Neither is Yann (who has since proposed a different architecture / vision which is yet to take off), but my comment was meant to highlight a recent claim from another accomplished researcher in the field.
Right but I’m not talking about claims, I’m talking about arguments. As a robotics engineer running a farming robot project, I am all too aware of the serious differences in computational challenges and dataset availability between text and image data on the web and the kinds of problems that once faces in robotics. LeCun doesn’t just claim LLMs aren’t up to the task, he provides a detailed list of provable shortcomings which I feel overall make for a compelling argument.

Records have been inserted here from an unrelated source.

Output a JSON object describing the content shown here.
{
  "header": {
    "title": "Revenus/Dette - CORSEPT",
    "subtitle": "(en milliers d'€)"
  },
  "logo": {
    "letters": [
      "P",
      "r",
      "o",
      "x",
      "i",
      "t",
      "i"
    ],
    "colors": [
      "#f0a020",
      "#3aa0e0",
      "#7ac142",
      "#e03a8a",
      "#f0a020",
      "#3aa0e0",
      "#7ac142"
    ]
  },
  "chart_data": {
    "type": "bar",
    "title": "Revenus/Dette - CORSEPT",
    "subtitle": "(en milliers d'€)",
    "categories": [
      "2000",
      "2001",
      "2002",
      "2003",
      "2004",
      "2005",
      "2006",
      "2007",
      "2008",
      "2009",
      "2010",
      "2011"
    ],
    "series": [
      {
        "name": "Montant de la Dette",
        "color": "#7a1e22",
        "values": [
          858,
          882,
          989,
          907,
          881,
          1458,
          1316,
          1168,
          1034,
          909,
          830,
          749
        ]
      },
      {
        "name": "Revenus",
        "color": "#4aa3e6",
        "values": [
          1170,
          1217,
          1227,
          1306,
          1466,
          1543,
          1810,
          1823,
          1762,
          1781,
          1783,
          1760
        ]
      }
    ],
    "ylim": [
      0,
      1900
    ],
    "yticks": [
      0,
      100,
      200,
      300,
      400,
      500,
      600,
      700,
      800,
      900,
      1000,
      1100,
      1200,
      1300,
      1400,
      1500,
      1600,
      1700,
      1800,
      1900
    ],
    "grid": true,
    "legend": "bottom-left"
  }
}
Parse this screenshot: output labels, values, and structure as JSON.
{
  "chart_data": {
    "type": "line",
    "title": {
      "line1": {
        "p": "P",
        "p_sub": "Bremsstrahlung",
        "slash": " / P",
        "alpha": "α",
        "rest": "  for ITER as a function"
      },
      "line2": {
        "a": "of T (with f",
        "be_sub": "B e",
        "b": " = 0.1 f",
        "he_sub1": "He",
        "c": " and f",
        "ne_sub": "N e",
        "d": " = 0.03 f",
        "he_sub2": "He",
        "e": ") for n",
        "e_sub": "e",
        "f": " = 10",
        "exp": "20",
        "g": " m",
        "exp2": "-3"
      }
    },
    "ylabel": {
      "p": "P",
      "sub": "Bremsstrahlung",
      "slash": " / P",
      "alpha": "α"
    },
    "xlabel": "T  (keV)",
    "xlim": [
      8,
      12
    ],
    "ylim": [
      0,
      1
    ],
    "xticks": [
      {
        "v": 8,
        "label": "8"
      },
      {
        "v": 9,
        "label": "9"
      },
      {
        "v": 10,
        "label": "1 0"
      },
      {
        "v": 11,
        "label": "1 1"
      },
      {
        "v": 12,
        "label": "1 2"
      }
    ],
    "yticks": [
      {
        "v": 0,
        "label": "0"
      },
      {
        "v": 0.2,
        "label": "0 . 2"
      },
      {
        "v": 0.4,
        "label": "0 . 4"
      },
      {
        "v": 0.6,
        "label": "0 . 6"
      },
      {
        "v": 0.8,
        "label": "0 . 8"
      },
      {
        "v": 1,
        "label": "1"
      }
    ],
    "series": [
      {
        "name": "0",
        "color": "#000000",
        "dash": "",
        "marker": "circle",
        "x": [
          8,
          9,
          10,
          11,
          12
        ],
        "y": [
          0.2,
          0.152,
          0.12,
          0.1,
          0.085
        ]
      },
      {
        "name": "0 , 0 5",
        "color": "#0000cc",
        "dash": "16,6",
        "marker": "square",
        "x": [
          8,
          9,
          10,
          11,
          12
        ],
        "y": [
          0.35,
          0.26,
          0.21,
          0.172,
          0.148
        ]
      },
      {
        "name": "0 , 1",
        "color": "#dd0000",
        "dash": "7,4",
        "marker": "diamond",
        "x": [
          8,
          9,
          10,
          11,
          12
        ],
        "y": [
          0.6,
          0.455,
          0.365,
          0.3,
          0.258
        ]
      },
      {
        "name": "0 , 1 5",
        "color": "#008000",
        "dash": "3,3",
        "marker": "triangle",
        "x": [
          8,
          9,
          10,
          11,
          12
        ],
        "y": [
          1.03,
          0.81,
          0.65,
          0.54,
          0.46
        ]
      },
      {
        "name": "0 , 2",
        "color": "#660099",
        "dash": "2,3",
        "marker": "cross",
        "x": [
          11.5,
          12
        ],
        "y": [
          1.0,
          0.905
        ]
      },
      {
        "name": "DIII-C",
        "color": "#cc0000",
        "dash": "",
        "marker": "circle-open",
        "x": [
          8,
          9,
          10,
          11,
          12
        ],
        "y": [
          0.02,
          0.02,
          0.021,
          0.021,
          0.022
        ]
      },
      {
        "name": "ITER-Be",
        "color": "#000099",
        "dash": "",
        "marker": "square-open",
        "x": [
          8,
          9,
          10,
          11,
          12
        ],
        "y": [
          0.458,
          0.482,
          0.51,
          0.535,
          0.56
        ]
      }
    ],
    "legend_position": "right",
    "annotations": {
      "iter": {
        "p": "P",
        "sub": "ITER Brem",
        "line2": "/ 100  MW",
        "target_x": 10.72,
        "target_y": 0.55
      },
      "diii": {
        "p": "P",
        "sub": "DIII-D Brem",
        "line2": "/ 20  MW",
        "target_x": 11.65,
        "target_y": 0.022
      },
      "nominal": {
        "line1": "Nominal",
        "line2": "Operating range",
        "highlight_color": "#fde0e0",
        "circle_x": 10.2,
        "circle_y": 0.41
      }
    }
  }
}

I’m hopeful that his JEPA may shed some light on possible solutions, but it’s also a fact that one can find issues with proposed engineering solutions even if they don’t have their own better solution. It you say you have a faster than light space engine designed, one wouldn’t need to have their own functional design to show why yours didn’t work (although such expertise is always helpful). And, well, he did invent convolutional neural networks, tho as I say such expertise is not required to raise valid arguments against some proposed solution.
fwiw, I agree with Yann & you (and many others!) on the shortcomings of LLMs (not from a position of authority, but as a matter of opinion).
I meant to counter-balance OP's point in that there are other equally accomplished individuals who aren't swayed by Yann's (and others accelerationists like Andrew Ng) arguments or claims.